Freefall is true to its name, and you never know where you’ll land. John Wall Barger’s prose poem “Scream” begins on the Ed Sullivan Show in 1964 and winds up in India in the early years of the next century:
My mother saw the Beatles at the Ed Sullivan Show in ’64, she was 16, George was her fav, the way he bobbed his head!...Forty-six years later, my mother & I stumble off a night bus north of Dehli, onto a dusty parking lot, as lightning bolts split the sky, white veins of a god, over the Himalayas, thunder roaring close by.
Wall Barger’s is not the only scream or the only surprising transition. Nancy Lee also gives us a boisterous prose poem, “Four Men Stole Munch’s Scream”:
Two carried the mouth and two the burnt horizon. Ten years later, it was taken again with the Madonna. The Scream had moisture damage and Madonna suffered several tears on the right side…The gods made her a trade for silence. Gave her a piece of the horizon. Carried away her mouth.

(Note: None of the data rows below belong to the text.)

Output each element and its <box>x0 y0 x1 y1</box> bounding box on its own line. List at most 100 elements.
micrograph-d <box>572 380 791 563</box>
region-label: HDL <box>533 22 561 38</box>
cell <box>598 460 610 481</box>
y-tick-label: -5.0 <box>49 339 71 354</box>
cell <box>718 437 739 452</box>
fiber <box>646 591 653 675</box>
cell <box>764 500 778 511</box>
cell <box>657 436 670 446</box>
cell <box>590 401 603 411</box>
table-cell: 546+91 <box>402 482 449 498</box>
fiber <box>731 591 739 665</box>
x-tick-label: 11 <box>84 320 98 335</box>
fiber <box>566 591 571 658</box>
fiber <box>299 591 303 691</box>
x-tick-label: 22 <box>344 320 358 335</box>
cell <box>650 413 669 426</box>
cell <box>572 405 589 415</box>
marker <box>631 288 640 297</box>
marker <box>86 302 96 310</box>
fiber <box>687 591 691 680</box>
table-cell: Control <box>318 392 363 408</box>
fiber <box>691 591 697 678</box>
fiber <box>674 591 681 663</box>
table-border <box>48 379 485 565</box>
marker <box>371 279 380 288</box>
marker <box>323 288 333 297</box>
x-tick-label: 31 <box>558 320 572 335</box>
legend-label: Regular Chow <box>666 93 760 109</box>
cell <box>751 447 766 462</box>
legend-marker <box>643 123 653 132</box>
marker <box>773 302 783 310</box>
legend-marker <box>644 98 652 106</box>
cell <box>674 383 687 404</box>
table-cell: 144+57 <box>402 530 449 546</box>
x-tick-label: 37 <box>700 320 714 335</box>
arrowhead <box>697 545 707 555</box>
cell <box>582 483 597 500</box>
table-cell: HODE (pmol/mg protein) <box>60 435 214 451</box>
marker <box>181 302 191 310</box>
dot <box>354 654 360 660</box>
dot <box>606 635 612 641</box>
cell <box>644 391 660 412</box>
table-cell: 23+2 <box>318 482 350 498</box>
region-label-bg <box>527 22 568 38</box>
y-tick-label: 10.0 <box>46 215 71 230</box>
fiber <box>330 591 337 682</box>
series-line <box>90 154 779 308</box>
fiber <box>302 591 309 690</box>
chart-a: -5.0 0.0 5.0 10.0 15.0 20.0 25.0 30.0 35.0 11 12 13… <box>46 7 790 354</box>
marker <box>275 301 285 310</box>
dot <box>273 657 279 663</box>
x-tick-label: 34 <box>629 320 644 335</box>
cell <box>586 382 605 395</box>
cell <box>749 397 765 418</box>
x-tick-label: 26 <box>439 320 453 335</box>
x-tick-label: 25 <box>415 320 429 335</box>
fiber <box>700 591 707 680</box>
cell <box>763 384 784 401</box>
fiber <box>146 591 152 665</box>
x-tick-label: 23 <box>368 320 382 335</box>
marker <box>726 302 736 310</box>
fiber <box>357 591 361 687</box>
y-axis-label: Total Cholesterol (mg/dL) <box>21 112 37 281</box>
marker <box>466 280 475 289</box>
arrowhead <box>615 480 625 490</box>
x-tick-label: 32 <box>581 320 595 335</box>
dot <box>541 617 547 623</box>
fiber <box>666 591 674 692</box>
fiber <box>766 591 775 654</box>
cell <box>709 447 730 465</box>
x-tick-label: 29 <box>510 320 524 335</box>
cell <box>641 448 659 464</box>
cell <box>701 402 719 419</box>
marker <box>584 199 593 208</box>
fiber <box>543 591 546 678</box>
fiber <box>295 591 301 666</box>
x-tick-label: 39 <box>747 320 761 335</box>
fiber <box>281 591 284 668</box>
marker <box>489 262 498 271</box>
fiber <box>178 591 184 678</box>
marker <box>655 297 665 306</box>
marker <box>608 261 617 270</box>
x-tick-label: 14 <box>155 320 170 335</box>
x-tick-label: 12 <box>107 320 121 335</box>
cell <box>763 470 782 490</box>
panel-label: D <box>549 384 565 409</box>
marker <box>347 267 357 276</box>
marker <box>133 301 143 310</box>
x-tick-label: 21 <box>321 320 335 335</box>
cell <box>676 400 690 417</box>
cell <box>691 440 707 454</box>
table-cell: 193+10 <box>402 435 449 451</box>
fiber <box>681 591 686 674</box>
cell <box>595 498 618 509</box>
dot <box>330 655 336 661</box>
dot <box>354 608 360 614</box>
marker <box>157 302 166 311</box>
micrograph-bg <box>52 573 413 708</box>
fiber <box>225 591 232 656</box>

Jeanie Keogh’s short story “Out of True” includes a funky little chart of pros and cons assessing the status of her romantic relationship. Richard Harrison defies his own constraints with a long prose poem “Haiku” that is very Haiku in its un-Haiku-ness: “The Haiku is not my form, but I keep returning to this one that I am not writing.” And writing preoccupies Rosemary Griebel, too, whose poem “Insomnia” has not helped me with own severe sleeplessness, but who has, to her credit, contributed to my appreciation of poetry’s ability to make a wakeful night worthwhile: “someone at a small window writing the world / while a distant keening in her head will not lead her back / to sleep.”
Ron Schafrick’s story “The Boy from Ireland” is a terrific example of how to create a character the reader can care about with relatively little backstory and detail. This is one of those stories in which nothing happens, but we get inside the mind of a character we end up caring about, which creates its own sense of drama. I find this is often attempted, but rarely successfully executed. And what more can we ask of fiction?
Finally, Laurie D. Graham’s “Astrometry” is all the proof I need that Freefall deserves its self- assessment as “Canada’s Magazine of Exquisite Writing”:
Night stretches over the field, moth-bitten and complete.
I’m wary of the too-perfect geometry, its bevel over the wide earth.
Vantaged in this containered city block, how does triangulation work
on this field I’ve got going…
And all the fields recalled with a ranging, improvised clarity.
I go back in and sit on the bed and don’t speak,
a lightbulb left on
in the hope the moth can find it.
Find Freefall at www.freefallmagazine.ca, and let go.